Here’s a real problem — the more mistakes a hospital makes, the more money they get. What a crazy system.
Excerpts from an article in the Dallas Morning News:
Hospitals generate higher operating profit margins from most surgery patients who experience preventable complications than from those who don’t, according to a study to be published Wednesday in The Journal of the American Medical Association. In other words, hospitals are rewarded for their own mistakes.
The study was based on more than 34,000 surgery inpatients during 2010 at the dozen hospitals operated by Arlington-based Texas Health Resources, one of the largest health care providers in the Dallas-Fort Worth area.
“This has been suspected, but not very well demonstrated,” Mark Lester, a THR physician and one of the co-authors of the study, said of the findings. Surprised at how much margins could increase because of complications, Lester called it a national issue and said THR’s results can be generalized to hospital systems overall. The study’s other co-authors include Atul Gawande, the noted Harvard professor, surgeon and frequent contributor to The New Yorker magazine.
An accompanying editorial by Uwe Reinhardt, a Princeton economics professor and health care expert, called the findings “troublesome but not surprising.”He said the fault may be a payment system that rewards the volume of services rather than quality. It’s “an untoward payment system that hospitals, however, have long accepted with enthusiasm,” Reinhardt wrote.
In the study, 5.3 percent of THR’s surgery patients experienced at least one of 10 potentially preventable complications, ranging from infection to pneumonia, stroke and heart attack.

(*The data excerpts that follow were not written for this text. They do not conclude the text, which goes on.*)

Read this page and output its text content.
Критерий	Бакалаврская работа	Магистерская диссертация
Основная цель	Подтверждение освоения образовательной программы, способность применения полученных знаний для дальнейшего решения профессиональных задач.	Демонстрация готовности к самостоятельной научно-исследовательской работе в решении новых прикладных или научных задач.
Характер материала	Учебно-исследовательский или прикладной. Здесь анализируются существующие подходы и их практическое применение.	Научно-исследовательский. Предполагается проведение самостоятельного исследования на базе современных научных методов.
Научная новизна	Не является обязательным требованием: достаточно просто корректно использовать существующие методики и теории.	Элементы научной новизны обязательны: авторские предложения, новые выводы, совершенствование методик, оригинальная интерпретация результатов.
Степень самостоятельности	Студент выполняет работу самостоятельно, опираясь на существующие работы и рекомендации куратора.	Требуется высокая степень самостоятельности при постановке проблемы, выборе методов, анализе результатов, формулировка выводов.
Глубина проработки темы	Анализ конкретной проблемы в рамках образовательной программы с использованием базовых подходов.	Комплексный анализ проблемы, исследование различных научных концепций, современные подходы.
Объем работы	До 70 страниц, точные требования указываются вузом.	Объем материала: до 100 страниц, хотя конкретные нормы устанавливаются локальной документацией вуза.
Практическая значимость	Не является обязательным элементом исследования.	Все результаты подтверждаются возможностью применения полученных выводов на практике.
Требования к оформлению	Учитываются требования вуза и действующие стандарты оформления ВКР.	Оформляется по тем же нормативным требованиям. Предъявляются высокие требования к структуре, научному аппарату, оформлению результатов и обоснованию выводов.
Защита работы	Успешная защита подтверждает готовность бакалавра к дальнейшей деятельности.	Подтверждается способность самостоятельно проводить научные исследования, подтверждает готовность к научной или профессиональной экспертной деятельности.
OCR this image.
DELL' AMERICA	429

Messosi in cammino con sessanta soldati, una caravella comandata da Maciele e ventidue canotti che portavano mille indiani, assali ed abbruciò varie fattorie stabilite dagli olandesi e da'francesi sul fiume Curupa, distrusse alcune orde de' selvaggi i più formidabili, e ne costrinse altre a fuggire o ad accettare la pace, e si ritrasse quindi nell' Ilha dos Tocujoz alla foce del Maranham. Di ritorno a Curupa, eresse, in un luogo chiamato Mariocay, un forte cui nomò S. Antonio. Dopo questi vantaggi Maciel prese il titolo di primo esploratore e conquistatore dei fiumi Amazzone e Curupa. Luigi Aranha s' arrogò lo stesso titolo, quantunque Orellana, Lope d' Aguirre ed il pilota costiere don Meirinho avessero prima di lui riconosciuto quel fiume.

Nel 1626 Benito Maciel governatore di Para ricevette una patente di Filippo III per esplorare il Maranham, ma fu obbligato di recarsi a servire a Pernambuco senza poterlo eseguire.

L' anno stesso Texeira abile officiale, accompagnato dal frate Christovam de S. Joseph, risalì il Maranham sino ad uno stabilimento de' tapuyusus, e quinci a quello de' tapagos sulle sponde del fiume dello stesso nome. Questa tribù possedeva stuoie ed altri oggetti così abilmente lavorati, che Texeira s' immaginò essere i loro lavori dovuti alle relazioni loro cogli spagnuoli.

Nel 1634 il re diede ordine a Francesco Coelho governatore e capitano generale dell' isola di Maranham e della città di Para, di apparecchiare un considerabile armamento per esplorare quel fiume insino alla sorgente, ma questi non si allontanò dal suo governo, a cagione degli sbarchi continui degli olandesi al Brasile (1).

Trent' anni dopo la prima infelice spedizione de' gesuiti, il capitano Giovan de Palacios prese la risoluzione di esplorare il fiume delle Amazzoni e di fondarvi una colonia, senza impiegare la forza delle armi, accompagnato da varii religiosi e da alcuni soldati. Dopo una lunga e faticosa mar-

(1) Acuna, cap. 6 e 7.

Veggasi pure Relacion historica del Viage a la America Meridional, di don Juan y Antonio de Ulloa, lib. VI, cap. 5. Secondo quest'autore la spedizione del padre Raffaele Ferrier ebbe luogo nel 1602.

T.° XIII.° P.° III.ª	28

For privately insured patients, those who experienced complications had a contribution margin — patient revenue minus hospital variable costs — more than three times higher ($56,000 compared to $16,900) than those without complications. For Medicare patients, those with complications had a contribution margin roughly twice as high ($3,600 compared to $1,900) as those without. The two categories accounted for 85 percent of all the surgery patients.
Medicaid and self-pay patients with complications had lower contribution margins than those without.